In non-blog life, I’m about to go away to au-pair in France for 4 months so blog updates may be sporadic barring a couple of queued posts, depending on how much cooking-experimentation over there. Or I might post a few updates about the delights of French wine and cheese! Anyone who knows me, please do feel free to send letters / come visit / pray for me as I look after 3 wee boys!
1 tbsp coconut or other nut (I used toasted sesame) oil
2 garlic cloves, minced
2-inch fresh ginger, peeled and grated
1 tsp dried chilli flakes
1 tsp ground cumin
2 tsp garam masala
¼ teaspoon ground coriander (or 1/4 cup fresh coriander, chopped)
2 tbsp tomato purée
1 tbsp vegetable oil
1 medium red onion, diced
400g tin chopped tomatoes
1/2 – 1 tsp sea salt
400g tin coconut milk
1 cup red lentils
150g spinach (I used frozen)
- Heat the nut oil in a large pot over a medium heat. Add the spices (including ginger and garlic) and sauté for 2 minutes, then stir in the tomato purée for another 2 minutes. Remove the resultant paste to a bowl and re-use pot for step 2.
- Heat the vegetable oil and soften the onion for 5 minutes. Add the paste.
- Pour in the tomatoes and turn up the heat. Cook, stirring occasionally, until the liquid has reduced a bit.

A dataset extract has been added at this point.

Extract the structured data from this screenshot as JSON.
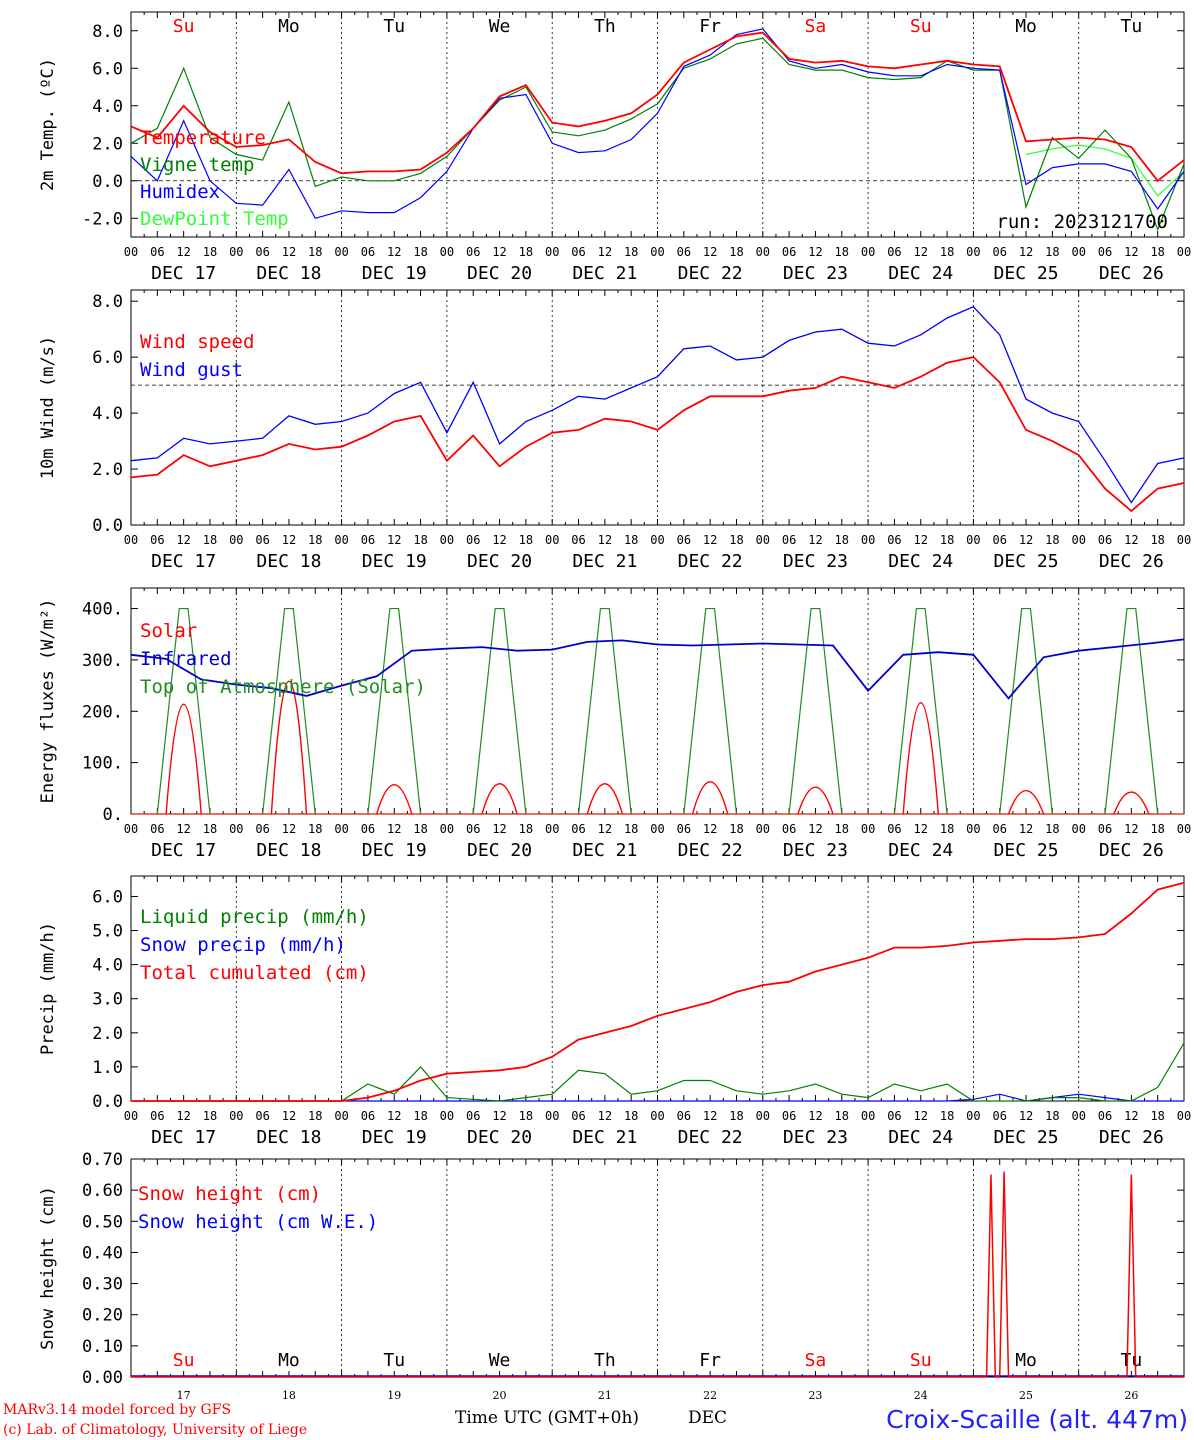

- Pour in the coconut milk and 1 cup water. Bring to a boil over high heat.
- Stir in the lentils and reduce the heat to medium-low. Cook until the lentils are tender, 25-35 minutes, stirring occasionally to prevent the lentils from sticking to the bottom of the pan.
- Fold in the spinach and cook until wilted or defrosted, 3-6 minutes. Serve alongside coconut rice or naan bread.